Overview
The node "Crawl4AI: Content Extractor" is designed to extract structured content from web pages by using CSS selectors. It loads a specified URL, optionally executes JavaScript on the page (e.g., clicking buttons or scrolling), and extracts data based on user-defined CSS selectors relative to a base selector that identifies repeating elements like product items or article cards.
This node is beneficial in scenarios such as:
- Scraping product details from e-commerce listings.
- Extracting article titles, summaries, or links from news sites.
- Collecting structured data from any webpage with repeated content blocks.
For example, you can specify a URL of an online store category page, set the base selector to the product item container, and define fields like product title, price, and image URL using CSS selectors. The node will return an array of extracted items with these fields.
Properties
| Name | Meaning |
|---|---|
| URL | The web address of the page to extract content from. |
| Base Selector | CSS selector identifying the repeating element on the page (e.g., each product card or article block). Extraction fields are relative to this selector. |
| Fields | A collection of fields to extract for each repeating element. Each field includes: - Field Name: Identifier for the extracted data. - CSS Selector: Selector relative to the base selector. - Field Type: Text, HTML, or Attribute. - Attribute Name: If extracting an attribute, specify which one (e.g., href, src). |
| Browser Options | Settings controlling browser behavior: - Enable JavaScript: Whether to run JS on the page. - Headless Mode: Run browser without UI. - JavaScript Code: Custom JS to execute before extraction (e.g., click load more). - Timeout: Max wait time for page load. - Viewport Height & Width: Size of the browser window. |
| Options | Additional options: - Cache Mode: How to use caching (enabled, bypass, read-only). - Include Original Text: Whether to include full original page text in output. - Clean Text: Normalize extracted text by removing extra spaces and newlines. |
Output
The node outputs JSON data representing an array of extracted items, where each item corresponds to one element matched by the base selector. Each item contains key-value pairs for the requested fields, with values being either text content, raw HTML, or attribute values depending on the field type.

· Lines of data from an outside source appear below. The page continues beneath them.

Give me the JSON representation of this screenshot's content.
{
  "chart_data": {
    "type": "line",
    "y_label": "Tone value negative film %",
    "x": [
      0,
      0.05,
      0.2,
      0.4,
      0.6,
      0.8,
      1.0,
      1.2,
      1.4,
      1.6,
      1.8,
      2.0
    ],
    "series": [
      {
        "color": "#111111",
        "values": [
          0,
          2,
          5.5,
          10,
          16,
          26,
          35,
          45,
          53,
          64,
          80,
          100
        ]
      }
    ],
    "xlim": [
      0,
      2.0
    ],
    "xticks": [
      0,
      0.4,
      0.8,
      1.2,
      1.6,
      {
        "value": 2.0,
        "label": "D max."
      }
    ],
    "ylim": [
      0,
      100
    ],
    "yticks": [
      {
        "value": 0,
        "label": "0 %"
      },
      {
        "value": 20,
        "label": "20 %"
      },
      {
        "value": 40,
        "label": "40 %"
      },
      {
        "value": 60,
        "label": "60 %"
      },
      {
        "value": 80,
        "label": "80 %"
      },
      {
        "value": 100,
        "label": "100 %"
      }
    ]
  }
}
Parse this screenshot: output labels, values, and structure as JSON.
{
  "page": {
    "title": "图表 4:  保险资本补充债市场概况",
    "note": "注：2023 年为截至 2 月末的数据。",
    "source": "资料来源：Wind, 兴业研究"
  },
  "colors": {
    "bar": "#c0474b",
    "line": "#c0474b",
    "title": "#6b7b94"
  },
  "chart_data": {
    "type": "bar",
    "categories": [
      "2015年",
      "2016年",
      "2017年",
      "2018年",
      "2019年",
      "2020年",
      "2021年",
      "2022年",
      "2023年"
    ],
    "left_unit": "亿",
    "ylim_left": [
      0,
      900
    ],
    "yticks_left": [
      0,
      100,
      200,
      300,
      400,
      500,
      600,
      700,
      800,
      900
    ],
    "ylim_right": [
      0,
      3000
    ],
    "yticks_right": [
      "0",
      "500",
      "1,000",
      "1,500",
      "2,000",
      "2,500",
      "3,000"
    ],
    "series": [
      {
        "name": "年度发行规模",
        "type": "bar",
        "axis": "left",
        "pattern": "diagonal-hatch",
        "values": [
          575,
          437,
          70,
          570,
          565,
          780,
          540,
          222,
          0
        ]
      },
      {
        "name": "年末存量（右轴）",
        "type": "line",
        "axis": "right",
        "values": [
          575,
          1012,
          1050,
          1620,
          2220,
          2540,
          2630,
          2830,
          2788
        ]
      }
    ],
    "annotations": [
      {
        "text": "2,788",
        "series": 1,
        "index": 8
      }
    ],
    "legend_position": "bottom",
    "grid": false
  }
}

If enabled, the output may also include the full original text of the webpage.
No binary data output is indicated by the source code or properties.
Example output structure (simplified):
[
{
"title": "Product 1",
"price": "$19.99",
"link": "https://example.com/product1"
},
{
"title": "Product 2",
"price": "$29.99",
"link": "https://example.com/product2"
}
]
Dependencies
- Requires an API key credential for the Crawl4AI service to function.

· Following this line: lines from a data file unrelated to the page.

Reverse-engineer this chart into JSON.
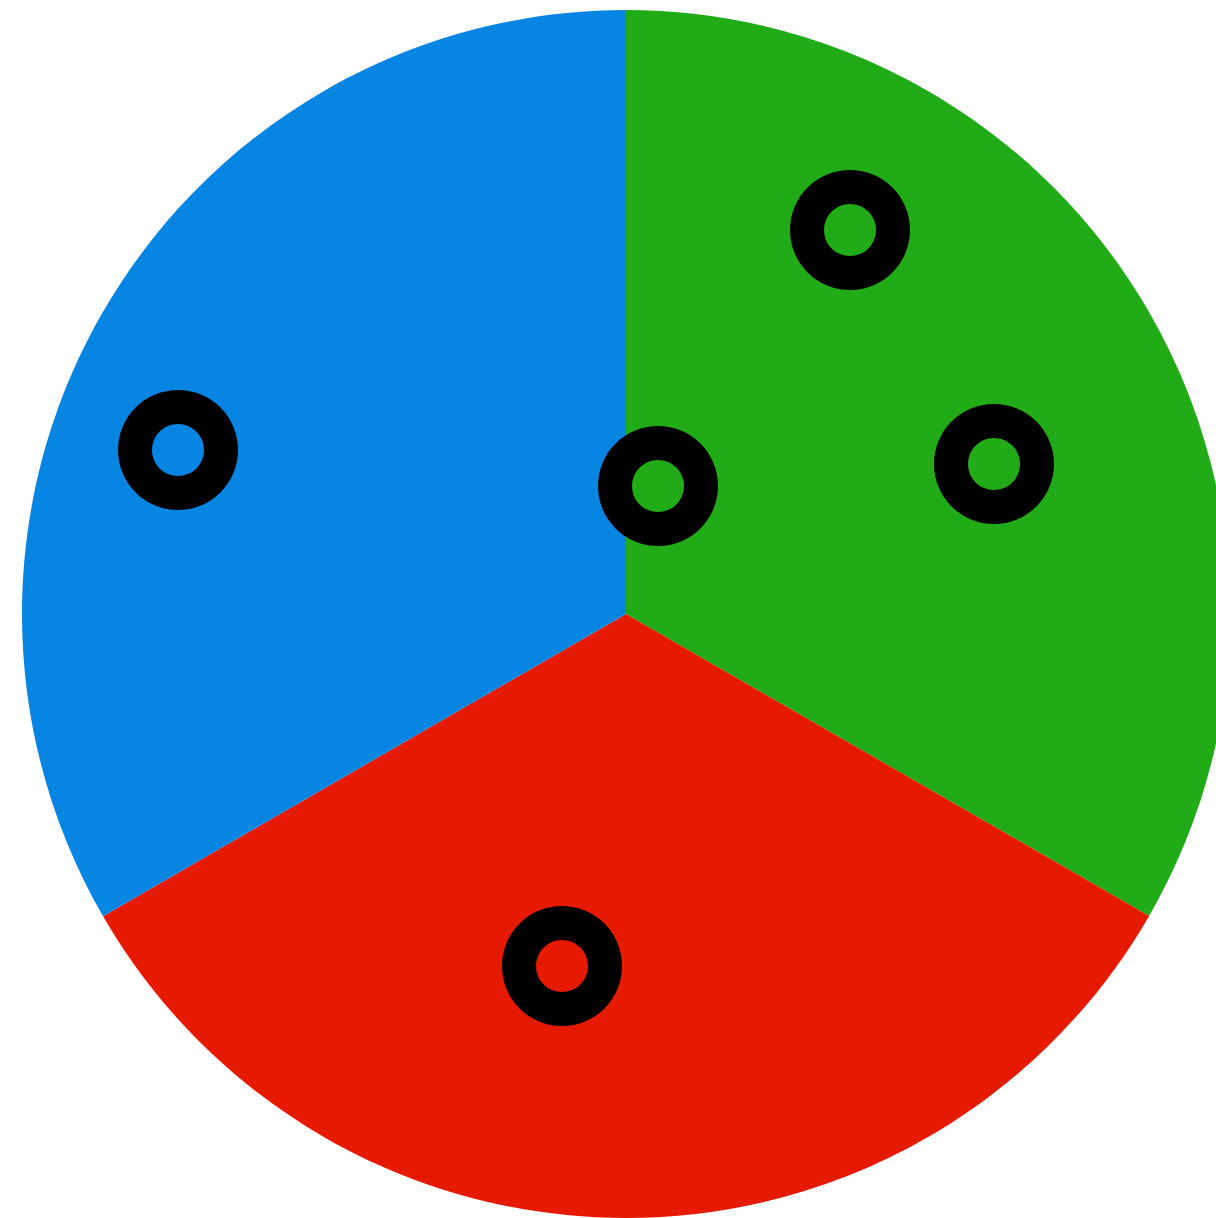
{
  "chart_data": {
    "type": "pie",
    "categories": [
      null,
      null,
      null
    ],
    "values": [
      33.33,
      33.33,
      33.34
    ],
    "colors": [
      "#21ab16",
      "#e51a00",
      "#0785e2"
    ]
  }
}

- Uses a headless browser environment to load and interact with web pages.
- Supports executing custom JavaScript on the page before extraction.

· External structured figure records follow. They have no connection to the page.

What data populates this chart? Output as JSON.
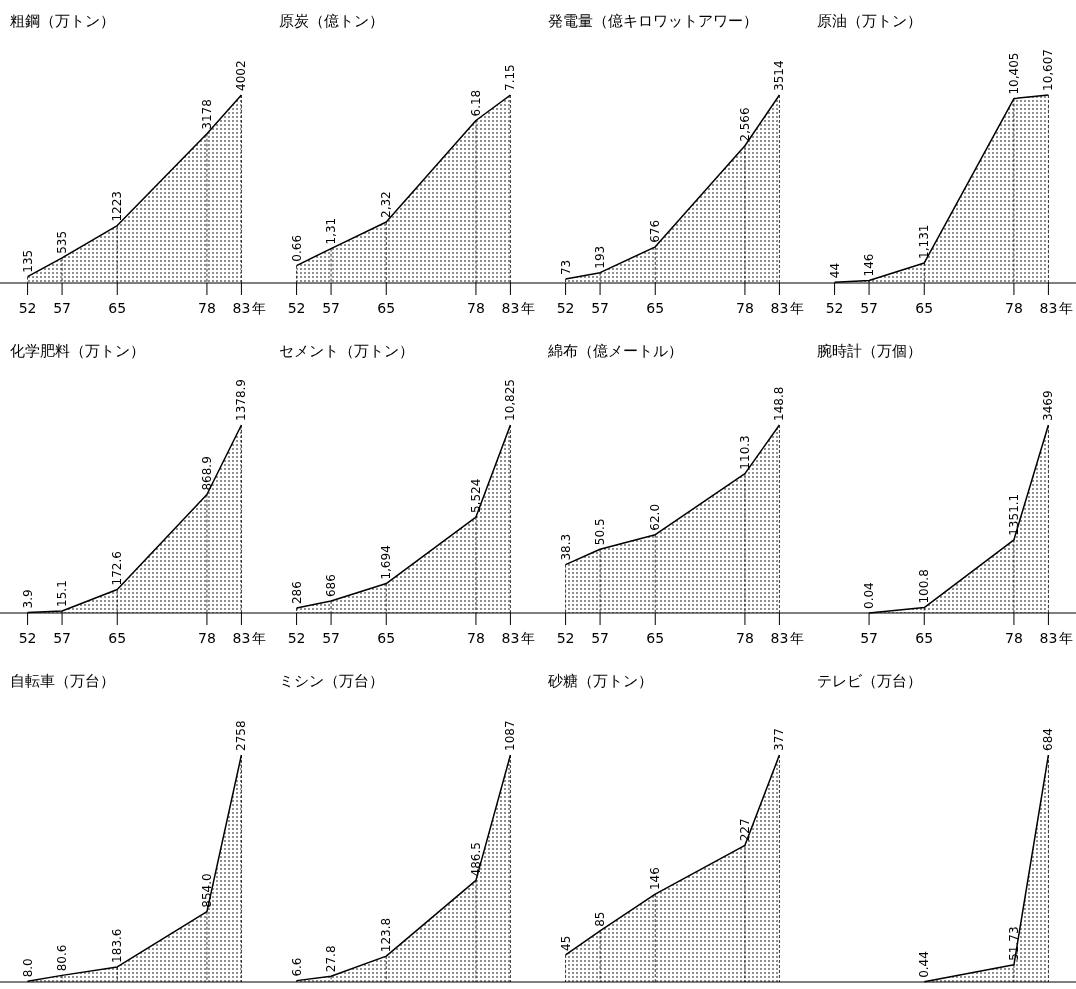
{
  "chart_data": [
    {
      "type": "area",
      "title": "粗鋼（万トン）",
      "x": [
        52,
        57,
        65,
        78,
        83
      ],
      "values": [
        135,
        535,
        1223,
        3178,
        4002
      ],
      "value_labels": [
        "135",
        "535",
        "1223",
        "3178",
        "4002"
      ],
      "color": "#000000",
      "xlim": [
        48,
        87
      ],
      "xticks": [
        52,
        57,
        65,
        78,
        83
      ],
      "xlabel": "年",
      "tick_labels": "x"
    },
    {
      "type": "area",
      "title": "原炭（億トン）",
      "x": [
        52,
        57,
        65,
        78,
        83
      ],
      "values": [
        0.66,
        1.31,
        2.32,
        6.18,
        7.15
      ],
      "value_labels": [
        "0.66",
        "1,31",
        "2,32",
        "6.18",
        "7.15"
      ],
      "color": "#000000",
      "xlim": [
        48,
        87
      ],
      "xticks": [
        52,
        57,
        65,
        78,
        83
      ],
      "xlabel": "年",
      "tick_labels": "x"
    },
    {
      "type": "area",
      "title": "発電量（億キロワットアワー）",
      "x": [
        52,
        57,
        65,
        78,
        83
      ],
      "values": [
        73,
        193,
        676,
        2566,
        3514
      ],
      "value_labels": [
        "73",
        "193",
        "676",
        "2,566",
        "3514"
      ],
      "color": "#000000",
      "xlim": [
        48,
        87
      ],
      "xticks": [
        52,
        57,
        65,
        78,
        83
      ],
      "xlabel": "年",
      "tick_labels": "x"
    },
    {
      "type": "area",
      "title": "原油（万トン）",
      "x": [
        52,
        57,
        65,
        78,
        83
      ],
      "values": [
        44,
        146,
        1131,
        10405,
        10607
      ],
      "value_labels": [
        "44",
        "146",
        "1,131",
        "10,405",
        "10,607"
      ],
      "color": "#000000",
      "xlim": [
        48,
        87
      ],
      "xticks": [
        52,
        57,
        65,
        78,
        83
      ],
      "xlabel": "年",
      "tick_labels": "x"
    },
    {
      "type": "area",
      "title": "化学肥料（万トン）",
      "x": [
        52,
        57,
        65,
        78,
        83
      ],
      "values": [
        3.9,
        15.1,
        172.6,
        868.9,
        1378.9
      ],
      "value_labels": [
        "3.9",
        "15.1",
        "172.6",
        "868.9",
        "1378.9"
      ],
      "color": "#000000",
      "xlim": [
        48,
        87
      ],
      "xticks": [
        52,
        57,
        65,
        78,
        83
      ],
      "xlabel": "年",
      "tick_labels": "x"
    },
    {
      "type": "area",
      "title": "セメント（万トン）",
      "x": [
        52,
        57,
        65,
        78,
        83
      ],
      "values": [
        286,
        686,
        1694,
        5524,
        10825
      ],
      "value_labels": [
        "286",
        "686",
        "1,694",
        "5,524",
        "10,825"
      ],
      "color": "#000000",
      "xlim": [
        48,
        87
      ],
      "xticks": [
        52,
        57,
        65,
        78,
        83
      ],
      "xlabel": "年",
      "tick_labels": "x"
    },
    {
      "type": "area",
      "title": "綿布（億メートル）",
      "x": [
        52,
        57,
        65,
        78,
        83
      ],
      "values": [
        38.3,
        50.5,
        62.0,
        110.3,
        148.8
      ],
      "value_labels": [
        "38.3",
        "50.5",
        "62.0",
        "110.3",
        "148.8"
      ],
      "color": "#000000",
      "xlim": [
        48,
        87
      ],
      "xticks": [
        52,
        57,
        65,
        78,
        83
      ],
      "xlabel": "年",
      "tick_labels": "x"
    },
    {
      "type": "area",
      "title": "腕時計（万個）",
      "x": [
        57,
        65,
        78,
        83
      ],
      "values": [
        0.04,
        100.8,
        1351.1,
        3469
      ],
      "value_labels": [
        "0.04",
        "100.8",
        "1351.1",
        "3469"
      ],
      "color": "#000000",
      "xlim": [
        48,
        87
      ],
      "xticks": [
        57,
        65,
        78,
        83
      ],
      "xlabel": "年",
      "tick_labels": "x"
    },
    {
      "type": "area",
      "title": "自転車（万台）",
      "x": [
        52,
        57,
        65,
        78,
        83
      ],
      "values": [
        8.0,
        80.6,
        183.6,
        854.0,
        2758
      ],
      "value_labels": [
        "8.0",
        "80.6",
        "183.6",
        "854.0",
        "2758"
      ],
      "color": "#000000",
      "xlim": [
        48,
        87
      ],
      "tick_labels": false
    },
    {
      "type": "area",
      "title": "ミシン（万台）",
      "x": [
        52,
        57,
        65,
        78,
        83
      ],
      "values": [
        6.6,
        27.8,
        123.8,
        486.5,
        1087
      ],
      "value_labels": [
        "6.6",
        "27.8",
        "123.8",
        "486.5",
        "1087"
      ],
      "color": "#000000",
      "xlim": [
        48,
        87
      ],
      "tick_labels": false
    },
    {
      "type": "area",
      "title": "砂糖（万トン）",
      "x": [
        52,
        57,
        65,
        78,
        83
      ],
      "values": [
        45,
        85,
        146,
        227,
        377
      ],
      "value_labels": [
        "45",
        "85",
        "146",
        "227",
        "377"
      ],
      "color": "#000000",
      "xlim": [
        48,
        87
      ],
      "tick_labels": false
    },
    {
      "type": "area",
      "title": "テレビ（万台）",
      "x": [
        65,
        78,
        83
      ],
      "values": [
        0.44,
        51.73,
        684
      ],
      "value_labels": [
        "0.44",
        "51.73",
        "684"
      ],
      "color": "#000000",
      "xlim": [
        48,
        87
      ],
      "tick_labels": false
    }
  ]
}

- Caching mechanism configurable via options to optimize repeated requests.
Troubleshooting
- Page not loading or timing out: Increase the timeout setting or check network connectivity.
- No data extracted: Verify CSS selectors are correct and match the page structure. Ensure JavaScript execution is enabled if the page relies on client-side rendering.
- JavaScript code errors: Custom JS provided in browser options must be valid and safe; errors here can prevent extraction.
- Cache issues: If stale data is returned, try bypassing cache or clearing it.
- API authentication errors: Confirm the API key credential is correctly configured and has necessary permissions.